D_\infty=D[0,\infty)

Our earlier definition of the Skorohod metric could have been written:

d(f,g)=\inf_{\lambda\in\Lambda}\{||\lambda-\text{id}||\vee||f-\lambda\circ g||\}.

From a topological convergence point of view, there’s no need to use the sup norm on \lambda - \text{id}. We want to regulate smoothness of the reparameterisation, so we could use the norm:

||\lambda||^\circ=\sup_{s<t}|\log\frac{\lambda(t)-\lambda(s)}{t-s}|,

that is, the slope is uniformly close to 1 if ||\lambda||^\circ is small. The advantage of this choice of norm is that an extension to D[0,\infty) is immediate. Also, the induced product norm

d^\circ(f,g)=\inf_{\lambda\in\Lambda} \{||\lambda - \text{id}||^\circ \vee||x-\lambda\circ y||\}

is complete. This gives us a few problems, as for example

d_\circ(1_{[0,1)},1_{[0,1-\frac{1}{n})})=1,

as you can’t reparameterise over the jump in a way that ensures the log of the gradient is relatively small. (In particular, to keep the sup norm less than 1, we would need \lambda to send [1-\frac{1}{n}]\mapsto 1, and so ||\lambda||^\circ=\infty by definition.)

So we can’t immediately define Skorohod convergence on D_\infty by demanding convergence on any restriction to [0,t]. We overcome this in a similar way to convergence of distribution functions.

Lemma: If d_t^\circ (f_n,f)\rightarrow_n 0 then for any s<t with f cts at s, then d_s^\circ(f_n,f)\rightarrow_n 0.

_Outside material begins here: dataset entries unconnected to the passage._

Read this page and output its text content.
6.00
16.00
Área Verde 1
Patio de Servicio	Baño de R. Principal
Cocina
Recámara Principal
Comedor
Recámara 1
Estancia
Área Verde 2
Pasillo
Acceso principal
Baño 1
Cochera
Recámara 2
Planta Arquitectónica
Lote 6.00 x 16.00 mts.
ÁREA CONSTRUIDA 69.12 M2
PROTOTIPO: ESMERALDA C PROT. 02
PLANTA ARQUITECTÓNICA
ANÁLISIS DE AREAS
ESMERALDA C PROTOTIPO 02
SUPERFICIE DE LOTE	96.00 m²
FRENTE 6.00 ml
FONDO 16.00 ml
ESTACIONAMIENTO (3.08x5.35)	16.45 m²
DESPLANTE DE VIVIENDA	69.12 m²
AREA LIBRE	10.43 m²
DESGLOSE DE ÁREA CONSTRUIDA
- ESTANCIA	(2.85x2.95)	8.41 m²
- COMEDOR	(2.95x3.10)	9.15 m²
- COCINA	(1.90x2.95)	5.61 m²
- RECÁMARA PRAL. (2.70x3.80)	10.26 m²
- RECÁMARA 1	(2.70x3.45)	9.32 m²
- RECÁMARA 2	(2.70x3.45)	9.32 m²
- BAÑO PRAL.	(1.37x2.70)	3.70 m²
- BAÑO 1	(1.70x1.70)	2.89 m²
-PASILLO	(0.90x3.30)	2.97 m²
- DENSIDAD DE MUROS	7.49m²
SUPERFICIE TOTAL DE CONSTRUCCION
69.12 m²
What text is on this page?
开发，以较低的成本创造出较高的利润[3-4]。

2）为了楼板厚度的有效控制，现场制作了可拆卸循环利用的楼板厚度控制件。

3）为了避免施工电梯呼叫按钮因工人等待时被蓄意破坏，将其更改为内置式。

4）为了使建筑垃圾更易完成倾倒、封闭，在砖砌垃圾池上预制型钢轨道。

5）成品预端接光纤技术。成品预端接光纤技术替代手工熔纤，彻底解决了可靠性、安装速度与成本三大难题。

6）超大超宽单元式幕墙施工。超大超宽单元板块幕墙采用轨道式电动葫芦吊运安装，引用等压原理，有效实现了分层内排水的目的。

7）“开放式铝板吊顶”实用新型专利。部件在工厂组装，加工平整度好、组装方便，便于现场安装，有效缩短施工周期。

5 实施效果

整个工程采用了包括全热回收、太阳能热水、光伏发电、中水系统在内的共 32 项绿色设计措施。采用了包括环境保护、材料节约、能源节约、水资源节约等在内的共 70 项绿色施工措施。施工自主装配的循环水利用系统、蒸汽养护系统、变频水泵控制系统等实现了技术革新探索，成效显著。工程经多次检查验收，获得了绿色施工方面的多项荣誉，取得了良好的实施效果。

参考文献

So this says that the functions converge in Skorohod space if for arbitrarily large times T where the limit function is continuous, the restrictions to [0,T] converge. (Note that cadlag functions have at most countably many discontinuities, so this is fine.)

A metric for D_\infty

If we want to specify an actual metric d_\infty^\circ, the usual tools for specifying a countable product metric will do here:

d_\infty^\circ(f,g)=\sum_{m\geq 1}2^{-m}[1\wedge d_m^\circ(f^m,g^m)],

where f^m is the restriction of f to [0,m], with the potential discontinuity at m smoothed out:

f^m(t)=\begin{cases}t&t\leq m-1\\ (m-t)f(t)&t\in[m-1,m]\\ 0&t\geq m.\end{cases}

In particular, d_\infty^\circ(f,g)=0\Rightarrow f^m=g^m\,\forall m.

It can be checked that:

Theorem: d_\infty^\circ(f_n,f)\rightarrow 0 in D_\infty if and only iff

\exists \lambda_n\in\Lambda_\infty\text{ s.t. }||\lambda_n-\text{id}||\rightarrow 0

\text{and }\sup_{t\leq m}|\lambda_n\circ f_n-f|\rightarrow_n 0,\,\forall m,

and that d_\infty^\circ (f_n,f)\rightarrow 0 \Rightarrow d_t^\circ(f_n,f)\rightarrow 0 for every point of continuity t of f.

Similarly weak convergence and tightness properties are available, roughly as you might expect. It is probably better to reference Billingsley’s book or similar sources rather than further attempting to summarise them here.